El ciudadano moderno en tiempos de pandemia y post-pandemia se constituye como tal, en tanto que permanece confinado, laborando 16 horas o más frente a su computador o dispositivo tecnológico. No es solo quien usa mascarilla y guantes para escamotear al Covid19, sino aquel que se desagrega (por obligación) de su condición individual y familiar para subsumirse en el teletrabajo y ser objeto de la hipervigilancia virtual de sus actividades.
Por Alfredo Espinosa Rodríguez[1].
Lo señalado no pretende ser verdad absoluta – aunque sin arrogancia – es una interpretación que se puede insertar en las distintas vertientes desde las cuales, se construyen los relatos que emergen sobre una pandemia de cariz multifacético: hambre, pobreza, desempleo, precarización laboral y muerte.
La “nueva normalidad”, marcada por el ritmo del Covid19, está imponiendo a raja tabla un darwinismo social de nuevo tipo, donde los más aptos para sobrevivir son quienes personalizan las relaciones laborales en lo virtual y despersonalizan sus vínculos familiares en lo concreto; pues estos no serían más que un elemento distractor que limitaría la posibilidad de alcanzar mayor productividad y eficiencia. Para superar estos “obstáculos”, el ciudadano se ve en la necesidad de recurrir al en-cubrimiento o eliminación de su individuación, así como de su entorno familiar y social.
Este auto-atentado hace que muchos asimilen como un beneficio, derecho o incluso una bendición su precarización laboral. Ya no importa si el sueldo viene o no a tiempo cada fin de mes. Tampoco si la reducción de las horas laborables está acompañada de la disminución de derechos, igual carga de trabajo y más obligaciones.
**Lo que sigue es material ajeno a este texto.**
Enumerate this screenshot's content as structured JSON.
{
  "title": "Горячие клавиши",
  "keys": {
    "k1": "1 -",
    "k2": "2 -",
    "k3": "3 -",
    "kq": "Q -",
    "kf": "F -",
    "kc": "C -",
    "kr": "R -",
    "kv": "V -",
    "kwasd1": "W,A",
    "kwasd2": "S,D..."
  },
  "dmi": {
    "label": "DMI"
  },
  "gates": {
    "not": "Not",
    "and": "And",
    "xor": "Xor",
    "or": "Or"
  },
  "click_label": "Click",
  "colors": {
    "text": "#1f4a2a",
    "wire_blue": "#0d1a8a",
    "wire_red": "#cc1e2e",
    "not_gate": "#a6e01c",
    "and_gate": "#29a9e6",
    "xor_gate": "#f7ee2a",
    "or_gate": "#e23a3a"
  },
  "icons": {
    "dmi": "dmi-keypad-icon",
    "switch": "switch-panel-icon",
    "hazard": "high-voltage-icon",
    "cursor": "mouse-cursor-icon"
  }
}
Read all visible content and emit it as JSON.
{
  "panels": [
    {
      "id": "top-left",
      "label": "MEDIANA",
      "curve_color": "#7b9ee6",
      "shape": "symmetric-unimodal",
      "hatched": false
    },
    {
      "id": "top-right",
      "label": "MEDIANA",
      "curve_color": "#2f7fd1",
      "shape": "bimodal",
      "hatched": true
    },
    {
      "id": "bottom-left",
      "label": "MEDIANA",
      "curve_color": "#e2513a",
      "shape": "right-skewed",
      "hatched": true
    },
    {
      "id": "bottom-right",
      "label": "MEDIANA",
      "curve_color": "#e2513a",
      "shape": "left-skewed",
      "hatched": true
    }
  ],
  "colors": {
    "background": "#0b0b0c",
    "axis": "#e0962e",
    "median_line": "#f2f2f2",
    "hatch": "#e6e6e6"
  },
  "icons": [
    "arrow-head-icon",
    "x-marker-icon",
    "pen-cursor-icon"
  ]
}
El “buen ciudadano” de la etapa de pandemia y post-pandemia es el trabajador (público o privado) que obvia estas problemáticas y las asume con resignación; pero también es quien hace de la tecnología una extensión de su ser y acepta la hipervigilancia de la autoridad estatal o privada en el seno de su hogar. Dicho de otra manera, este es el paso estrepitoso que marca el abandono de la corporalidad humana para transitar hacia la digital. ¿Quiénes conforman este universo de teletrabajadores? Hombres y mujeres maquinales que están más atentos al chat de su oficina que al diálogo con las personas de carne y hueso con quienes conviven.
Estos seres humanos, confinados por la situación de pandemia que atraviesa el mundo. No tienen tiempo para aprovecharlo consigo mismos. Por ende, añoran la soledad, no como una condición perpetua de abandono; sino como un estadio para la reflexión. Preguntémonos entonces si la ausencia de la soledad no es otra forma de muerte sorpresiva de hombres y mujeres modernos de la pre-pandemia.
Al ser estos, ciudadanos ajenos a sí mismos, también son ajenos a los demás. En este sentido, las simpatías y afinidades – sobre todo en el ámbito laboral – han mutado hacia un canibalismo amparado en la revictimización y la discriminación.
Por ejemplo, algunas mujeres –pese a tener una condición de clase privilegiada –consideran ser más afectadas que los hombres por la pandemia y el teletrabajo, entre otras razones, por su condición de género y por ser madres. Sin embargo, al asumir tozudamente esta premisa como verdad absoluta se incurre en una discriminación hacia los hombres –y a las mujeres – que trabajan para subsistir.
Lo cual nos encamina a preguntarnos. ¿Acaso los hombres pueden trabajar más horas frente al computador que las mujeres, sin agotarse, por el simple hecho de ser hombres? ¿O por ser hombres no sienten la necesidad de ver a sus hijos e hijas y convivir con su familia? ¿O porque no dan de lactar no tienen derecho a disfrutar de sus bebes? ¿O por su condición de género no deben compartir equitativamente el trabajo del hogar? ¿O solo las mujeres de las clases populares son quienes deben realizar un doble y hasta triple trabajo para subsistir?
Esto no es lo único que ha cambiado. Los jefes creen hoy, más que antes, que sus teletrabajadores son propiedad no del Estado ni de la empresa, sino de ellos. En términos marxistas podríamos decir que han sido cosificados para convertirse – prácticamente – en propiedad privada de sus empleadores.
Con todo lo expuesto sobra decir que el sentido de nuestra existencia no será el mismo de aquí en adelante. ¿Acaso no es el momento de luchar por nuestra vida en toda su integralidad?
[1] Magíster en Estadios Latinoamericanos, mención Política y Cultura. Licenciado en Comunicación Social. Analista en temas de comunicación y política.